Energy

Pakistan to Import Oil via Red Sea, Review Prices Weekly

Amid tension in Gulf region, government has planned to import oil through red sea from Saudi Arabia and United Arab Emirates (UAE) due to closure of Hormuz strait amid a plan to shifting to weekly oil prices review.

Sources told that government is currently working on different measures to ensure supply of oil amid Iran US Israel war.

Read More: Pakistan Awards 11 Oil & Gas Blocks

Pakistan imports one million barrels of oil on monthly basis and Saudi Arabia is a key oil exporter to Pakistan.

United Arab Emirates (UAE) also exports oil to Pakistan.

Sources said that UAE based firm ADNOC and Saudi Aramco will supply oil to Pakistan bypassing Hormuz strait.

One refinery has already imported few ships through red sea bypassing Hormuz strait.

Couple of oil ships have reached Pakistan and some are on way to reach Pakistan.

In another measure, the government is going to take a decision in shifting oil prices review from existing fortnightly to weekly basis.

The objective of this measure is to discourage hoarding of petroleum products by petroleum dealers.

Sources also said that government was projecting Rs 50 per litre increase in oil prices following a recent war in Gulf region.

United States has been putting pressure on India to stop oil supplies from Russia.

Following war, India had taken oil cargoes from Russia in bulk to secure fuel supplies through red sea.

Now Pakistan also plans to get supplies from Saudi Arabia and UAE through red sea.

They said that oil cargoes of Pakistan National Shipping Corporation were in standby position to take supplies from Saudi Arabia and UAE

Oil and Gas Regulatory Authority (Ogra) has already managed high stocks of oil to meet 28 days requirement of the country following pre-emptive measures to import surplus fuel.

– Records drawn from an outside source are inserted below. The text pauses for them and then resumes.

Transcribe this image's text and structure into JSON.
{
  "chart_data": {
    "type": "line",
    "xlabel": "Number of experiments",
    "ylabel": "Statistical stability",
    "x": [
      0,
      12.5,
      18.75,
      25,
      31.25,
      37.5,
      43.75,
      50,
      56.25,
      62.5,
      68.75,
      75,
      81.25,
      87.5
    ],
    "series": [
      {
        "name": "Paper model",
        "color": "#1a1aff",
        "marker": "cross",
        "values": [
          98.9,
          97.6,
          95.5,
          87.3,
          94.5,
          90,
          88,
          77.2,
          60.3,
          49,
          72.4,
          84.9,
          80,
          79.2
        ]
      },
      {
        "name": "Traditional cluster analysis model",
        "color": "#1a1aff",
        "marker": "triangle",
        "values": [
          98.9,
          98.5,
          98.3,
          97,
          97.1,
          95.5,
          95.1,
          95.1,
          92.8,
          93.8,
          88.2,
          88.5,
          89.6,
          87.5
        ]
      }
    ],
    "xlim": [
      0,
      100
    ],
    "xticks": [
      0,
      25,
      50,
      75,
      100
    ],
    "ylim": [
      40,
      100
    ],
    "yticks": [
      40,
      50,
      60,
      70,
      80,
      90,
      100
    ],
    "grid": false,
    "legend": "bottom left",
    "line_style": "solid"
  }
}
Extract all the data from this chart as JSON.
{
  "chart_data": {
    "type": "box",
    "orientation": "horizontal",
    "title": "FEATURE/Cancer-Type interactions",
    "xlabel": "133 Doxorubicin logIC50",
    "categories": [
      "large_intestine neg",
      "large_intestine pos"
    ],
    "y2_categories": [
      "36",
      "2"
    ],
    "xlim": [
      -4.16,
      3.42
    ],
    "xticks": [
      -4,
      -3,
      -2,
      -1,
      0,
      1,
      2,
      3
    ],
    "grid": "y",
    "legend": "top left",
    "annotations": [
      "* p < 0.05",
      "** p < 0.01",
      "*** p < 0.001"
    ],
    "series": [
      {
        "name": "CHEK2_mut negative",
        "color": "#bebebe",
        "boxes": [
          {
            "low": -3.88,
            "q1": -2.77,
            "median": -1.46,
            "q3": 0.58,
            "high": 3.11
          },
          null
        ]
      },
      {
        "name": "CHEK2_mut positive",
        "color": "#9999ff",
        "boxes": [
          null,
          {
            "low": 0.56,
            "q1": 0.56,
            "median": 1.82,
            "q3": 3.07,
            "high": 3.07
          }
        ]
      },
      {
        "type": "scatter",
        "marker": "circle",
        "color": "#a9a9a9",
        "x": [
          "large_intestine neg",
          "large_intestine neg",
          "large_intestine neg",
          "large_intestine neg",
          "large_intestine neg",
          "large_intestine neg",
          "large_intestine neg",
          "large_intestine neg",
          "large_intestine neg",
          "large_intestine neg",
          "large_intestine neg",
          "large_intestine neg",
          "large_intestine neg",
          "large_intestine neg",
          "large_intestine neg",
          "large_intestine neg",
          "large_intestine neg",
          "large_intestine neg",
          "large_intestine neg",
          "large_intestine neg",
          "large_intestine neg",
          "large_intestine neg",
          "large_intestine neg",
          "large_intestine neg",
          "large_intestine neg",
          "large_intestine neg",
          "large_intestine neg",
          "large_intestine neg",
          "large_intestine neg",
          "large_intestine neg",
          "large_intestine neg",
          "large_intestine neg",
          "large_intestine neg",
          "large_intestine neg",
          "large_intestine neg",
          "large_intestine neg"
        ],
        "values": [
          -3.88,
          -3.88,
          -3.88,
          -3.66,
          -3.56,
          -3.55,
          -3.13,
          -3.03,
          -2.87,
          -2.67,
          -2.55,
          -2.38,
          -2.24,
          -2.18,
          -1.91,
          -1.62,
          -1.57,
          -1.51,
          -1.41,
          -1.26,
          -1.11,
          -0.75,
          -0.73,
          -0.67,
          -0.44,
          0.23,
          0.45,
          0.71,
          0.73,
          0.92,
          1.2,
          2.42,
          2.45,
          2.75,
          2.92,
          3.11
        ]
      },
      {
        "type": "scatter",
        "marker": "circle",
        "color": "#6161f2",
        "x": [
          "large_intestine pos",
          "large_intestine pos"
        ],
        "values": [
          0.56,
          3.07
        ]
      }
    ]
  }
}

Due to the Iran-US and Isreal war, two cargoes of crude oil had been stuck now following closure of the Hormuz strait.

The strait is 21 miles (33 km) wide while offering the shipping lane and around a fifth of the world’s total oil consumption passes through it. 

The Horumuz strait is used to ship over 20 million barrels of crude, condensate and fuels that was daily last year on average. OPEC members like Saudi Arabia, Iran, the United Arab Emirates, Kuwait and Iraq have been using this strait to export most of their crude mainly to Asia.

“However, we have managed a stock of petrol and diesel to meet country requirements,” Sources told adding that the country has stock of each product-petrol and diesel for 28 days.

Officials said that the regulator had also forecast the situation in January this year that middle east tension could lead to war between Iran-US and Israel.

“Therefore we had ensured to maintain a stock of oil over 25 days in January and 28 days stock in Feberuray by following surplus imports of fuel.

However, experts say that the entire world could face an oil crisis if the war sitaution continues for a week.

“Our two crude oil cargoes have been stuck due to closure of Hormuz strait,” sources said that remaining imports were scheduled later.

Petroleum Division had earlier directed the Oil and Gas Regulatory Authority (Ogra) to ensure availability of adequate stocks of crude and petroleum products (MS, HSD & LPG) in the country to avoid any supply disruption. The import of said products may also be tracked for timely deliveries given the emergent security situation in the gulf region.

The government on Friday had also assured the nation that Pakistan holds ample crude and petroleum product stocks and there is no cause for panic despite the emerging security situation in the Gulf region.

The assurance came during a high-level meeting jointly chaired by Federal Minister for Petroleum Ali Pervaiz Malik and Federal Minister for Finance Muhammad Aurangzeb. 

The State Bank governor assured that there would be no delays in oil-related payments, enabling refineries and oil marketing companies to continue smooth import operations.

Oil markets had shifted focus to supply risks. OPEC+ had considered a significantly larger output increase following the oil supply threats.

Oil producing countries could increase production by 411,000 barrels per day in April, tahtwas triple the previously expected 137,000 bpd. The entire production could jump to a possible 548,000 bpd.

Saudi Arabia and the United Arab Emirates have already hiked exports in anticipation of disruption. Saudi crude shipments reached near three-year highs in February, while UAE Murban exports were set to rise in April. Combined exports from Iraq, Kuwait, and the UAE were going higher.

Iran produces around 3.3 million barrels per day and exports more than 2 million bpd. China is a key importer of oil from Iran. 

Industry officials say that oil prices could jump manifold in the coming days if the OPEC countries do not increase production. The demand supply situation could create shortage and price hikes in the country.

Saudi Arabia is the world’s largest oil exporter that typically accounts for roughly 14–15% of global crude petroleum exports. 

Industry officials say that the production cost of oil by these two countries-Saudi Arabia and Iran are cheaper compared to the other countries.

Therefore, they had the ability to disrupt the oil market. So, the distruption of oil from Iran could even result in higher oil prices and shortage of fuel products across the globe.